Еще бы знать как правильно пользоваться этим самым транспортиром. Это не должно быть сложно, тем более я в перчатках. Просто приложить.
— Скажите, Анатолий Викторович, как давно вы заметили искривление?
— Эмм… я его особо и не замечал. Есть и есть. Давно, наверное.
— Вы потеряли длину, если да, то насколько?
— Длину? Не, не терял я вроде длину. У меня просто все опухло и болит, — странно, но никакого отека и воспаления я не наблюдаю.
— Мочеиспускание затруднено?
— Нет. Но часто хожу.
— Эректильная дисфункция? — мать моя женщина, если я правильно измерила угол, он аккурат шестьдесят градусов. А это уже граница тяжелого искривления.
— Нет.
— Значит жалуетесь только на боль и отек, я правильно понимаю?
— Да.
— В покое? Или во время коитуса?
— Эм… в покое.
— Анатолий Викторович не в курсе, что такое коитус, надо бы изъяснять более доступным языком, это вам на будущее, Анна Михайловна.
— Да, извините, — начинаю пальпировать его детородный орган на наличие бляшки. И вот надо было мне взглянуть в этот момент на Лукьянова.
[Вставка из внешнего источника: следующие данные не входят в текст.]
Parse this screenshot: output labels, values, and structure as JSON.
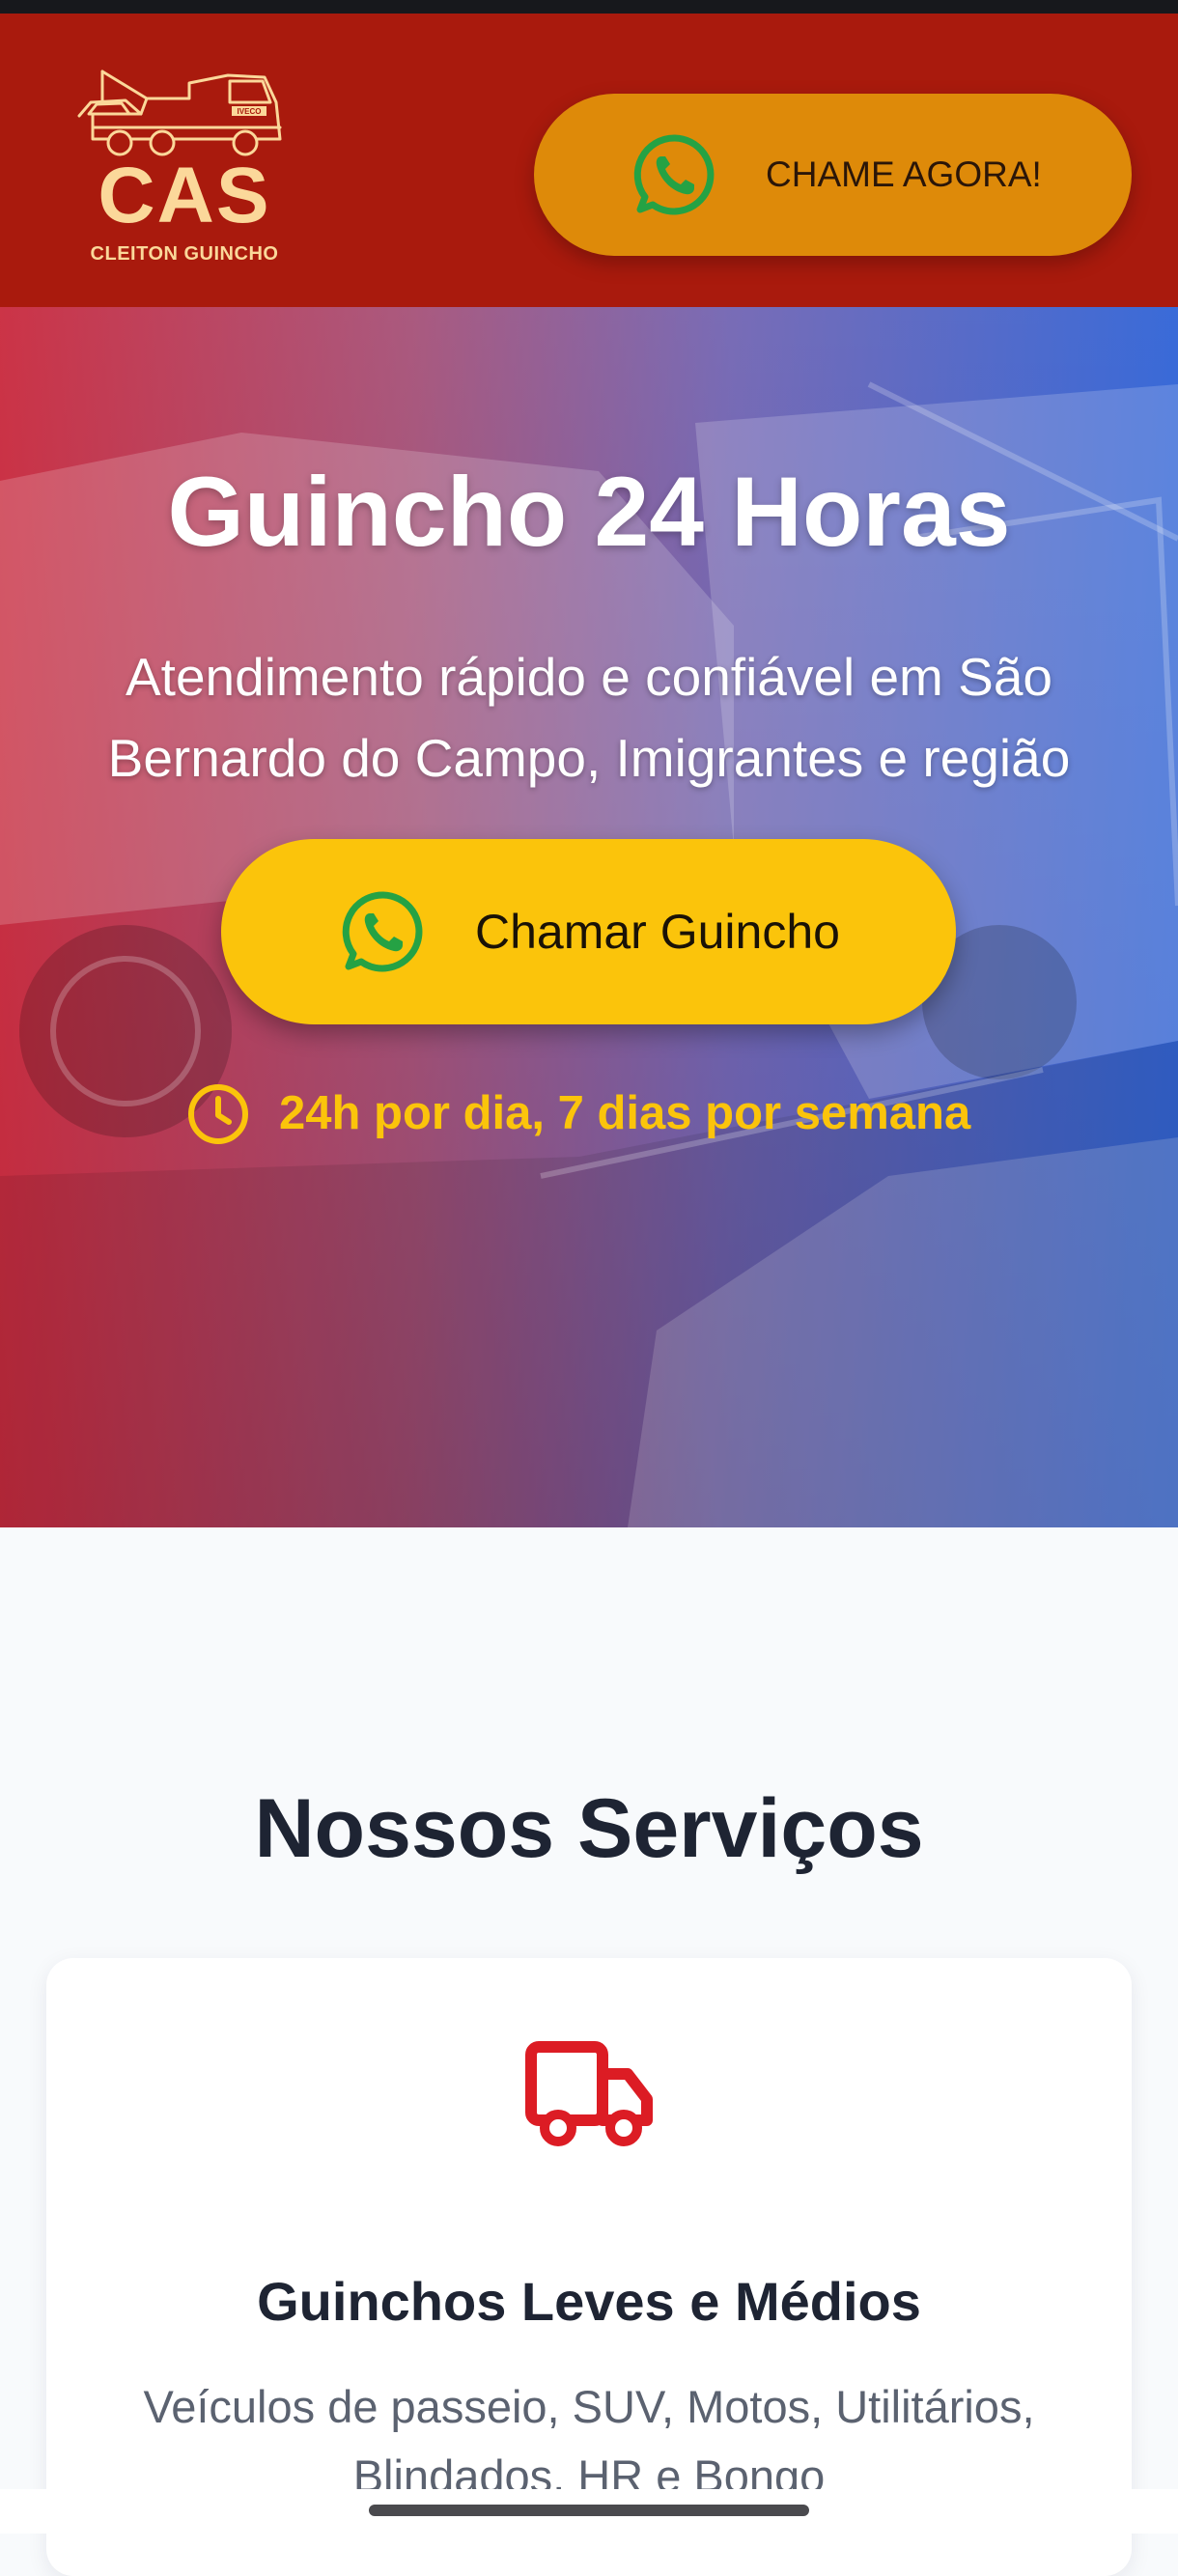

— А сейчас, что вы делаете, Анна Михайловна? — кажется, я впервые вижу на лице Лукьянова удивление и даже…растерянность.
— Ищу бляшку.
— Бляшку?
— Да. Вот она, кстати, примерно три-четыре сантиметра. Можете сами нащупать. Угол искривления приблизительно шестьдесят градусов. Это уже тяжелая степень болезни Пейрона. Ну или граница средней и тяжелой. Дополнительные методы исследования покажут более детально. Скажите, Анатолий Викторович, у вас есть какие-нибудь хронические заболевания? — перевожу взгляд на пациента. — Сахарный диабет, аутоиммунные патологии? Патологии сердца.
— Знать не знаю. У меня только она болит, — переводит взгляд на пах. — И все.
— Она?
— Анна Михайловна, у Анатолия Викторовича болит и отекло то, что вы могли повредить в церкви одному очень хорошему человеку, — резко поворачиваю голову к Лукьянову. — А тот орган, с которого вы не отводите взгляда и рук, не замечая ничего вокруг, его не беспокоит. Оглянитесь, дорогая, вокруг и услышьте то, о чем вам говорит Анатолий Викторович.
— Scrotum?
— Она самая.
Шумно сглатываю, переводя взгляд на пациента. Блеснула называется знаниями. Хуже всего, что взглянув на многострадальную Scrotum, я не увидела никакого отека. И все, запал прошел. Ощущение надвигающейся пятой точки — добивает…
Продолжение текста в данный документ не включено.